Semakin hari semua bergerak meninggalkan keindahan, tidak jujur pada rohani kepribadian manusia, langkah-langkah mulai meninggalkan kebaikan, tidak percaya pada kebenaran, hingga akhirnya transaksi (apapun) yang terjadi jauh dari keadilan dan melahirkan eksploitasi yang berujung untuk buat jalan pintas mendapatkan keuntungan. Kalau laba tetap menjadi keuntungan meskipun ada pihak yang tersakiti.

Sampai hari ini belum bisa saya pahami ungkapan "time is money". Dari khazanah kebudayaan manakah kalimat itu berasal? Rasanya kebudayaan melayu, bugis, jawa, minang, madura tidak mengajarkan petuah yang sedangkal itu. Orang-orang modern memandang : manusia hanya terdefinisi dari seberapa besar jumlah uangnya. Laba ekonomi yang menanggalkan kemanusiannya, akan melahirkan iri dan dengki. Laba ekonomi yang menjauhkan nilai-nilai sosial, pasti melahirkan kesenjangan. Laba ekonomi yang angkuh terhadap budaya, tidak akan melahirkan betapa indahnya silaturahim.

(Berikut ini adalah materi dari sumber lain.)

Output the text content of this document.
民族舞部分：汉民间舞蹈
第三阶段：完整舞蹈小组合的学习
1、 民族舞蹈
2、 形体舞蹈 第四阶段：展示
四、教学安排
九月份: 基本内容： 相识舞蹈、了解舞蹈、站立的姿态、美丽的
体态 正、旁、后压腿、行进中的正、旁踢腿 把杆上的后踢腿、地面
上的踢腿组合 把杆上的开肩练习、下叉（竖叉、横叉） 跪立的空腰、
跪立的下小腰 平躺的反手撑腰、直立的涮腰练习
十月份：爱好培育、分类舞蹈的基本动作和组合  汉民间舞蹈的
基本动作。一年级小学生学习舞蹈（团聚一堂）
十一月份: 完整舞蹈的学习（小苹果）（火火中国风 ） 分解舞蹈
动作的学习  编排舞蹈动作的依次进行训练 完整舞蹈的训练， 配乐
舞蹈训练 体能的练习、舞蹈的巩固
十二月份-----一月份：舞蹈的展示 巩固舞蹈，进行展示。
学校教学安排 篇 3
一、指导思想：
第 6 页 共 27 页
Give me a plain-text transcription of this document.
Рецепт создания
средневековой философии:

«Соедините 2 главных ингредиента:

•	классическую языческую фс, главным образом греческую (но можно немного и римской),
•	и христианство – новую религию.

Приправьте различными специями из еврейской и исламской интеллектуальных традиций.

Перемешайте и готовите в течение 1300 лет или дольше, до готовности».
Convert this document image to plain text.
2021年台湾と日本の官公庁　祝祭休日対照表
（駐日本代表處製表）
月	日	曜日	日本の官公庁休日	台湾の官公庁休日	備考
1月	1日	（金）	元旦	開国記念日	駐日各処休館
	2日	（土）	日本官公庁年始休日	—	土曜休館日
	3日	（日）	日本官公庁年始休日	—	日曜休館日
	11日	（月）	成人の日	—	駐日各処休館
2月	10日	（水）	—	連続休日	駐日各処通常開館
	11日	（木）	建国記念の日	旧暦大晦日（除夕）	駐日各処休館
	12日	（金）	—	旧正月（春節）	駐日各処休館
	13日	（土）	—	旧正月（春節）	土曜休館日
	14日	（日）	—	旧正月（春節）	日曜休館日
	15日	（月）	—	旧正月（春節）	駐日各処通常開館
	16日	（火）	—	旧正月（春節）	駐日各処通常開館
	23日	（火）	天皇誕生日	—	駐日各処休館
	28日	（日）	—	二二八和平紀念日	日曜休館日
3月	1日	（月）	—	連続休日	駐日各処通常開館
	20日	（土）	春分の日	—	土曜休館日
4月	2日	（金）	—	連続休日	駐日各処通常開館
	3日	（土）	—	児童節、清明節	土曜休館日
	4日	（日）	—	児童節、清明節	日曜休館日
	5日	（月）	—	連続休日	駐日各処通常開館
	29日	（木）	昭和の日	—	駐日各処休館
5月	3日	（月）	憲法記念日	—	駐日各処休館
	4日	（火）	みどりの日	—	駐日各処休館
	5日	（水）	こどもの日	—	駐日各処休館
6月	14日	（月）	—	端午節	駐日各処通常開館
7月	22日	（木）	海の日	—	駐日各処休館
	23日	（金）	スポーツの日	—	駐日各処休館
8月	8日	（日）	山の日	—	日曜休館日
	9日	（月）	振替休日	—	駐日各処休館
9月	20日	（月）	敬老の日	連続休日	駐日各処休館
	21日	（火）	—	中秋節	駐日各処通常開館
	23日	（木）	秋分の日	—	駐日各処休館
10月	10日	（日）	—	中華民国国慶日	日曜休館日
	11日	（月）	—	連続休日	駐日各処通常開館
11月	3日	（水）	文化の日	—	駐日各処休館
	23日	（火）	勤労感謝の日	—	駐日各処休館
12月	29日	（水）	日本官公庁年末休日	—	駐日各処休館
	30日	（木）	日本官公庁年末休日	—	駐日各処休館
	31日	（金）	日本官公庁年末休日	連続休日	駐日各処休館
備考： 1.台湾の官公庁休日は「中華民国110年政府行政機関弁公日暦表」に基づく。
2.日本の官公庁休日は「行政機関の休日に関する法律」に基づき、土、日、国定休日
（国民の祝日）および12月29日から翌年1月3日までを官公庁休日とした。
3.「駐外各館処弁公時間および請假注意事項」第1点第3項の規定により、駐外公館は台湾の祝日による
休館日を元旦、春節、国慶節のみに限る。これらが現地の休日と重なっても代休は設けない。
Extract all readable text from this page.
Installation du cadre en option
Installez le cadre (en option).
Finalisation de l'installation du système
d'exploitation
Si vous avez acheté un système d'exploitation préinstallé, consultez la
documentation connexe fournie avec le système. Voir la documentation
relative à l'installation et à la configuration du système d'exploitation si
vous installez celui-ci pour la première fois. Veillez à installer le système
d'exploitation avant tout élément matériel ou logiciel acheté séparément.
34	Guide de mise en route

Kalau setiap tetes keringat adalah laba, maka siapapun punya hak untuk dihargai karena jerih payahnya bukan karena status sosialnya maupun gelar yang disandangnya. Kebaikan sereceh apapun yang dikerjakan, maka itu adalah laba. Tidak berhak bagi siapapun menyepelekan kebaikan seberat atom. Famayya'mal mitsqoola dzarrotin khoyroyyaroh. Wamayya'mal mitsqoola dzarrotin syarroyyaroh

Peradaban hendak bergerak kemana. Kenapa toko-toko buka 24 jam, orang-orang bergerak dan bekerja lebih keras di mal-mal, kantor-kantor, dan pabrik-pabrik. Apakah air kehidupan yang sedang kita bangun bisa dipakai untuk berwudhu? Selamatkah segala aktifitas kita dihadapan Allah?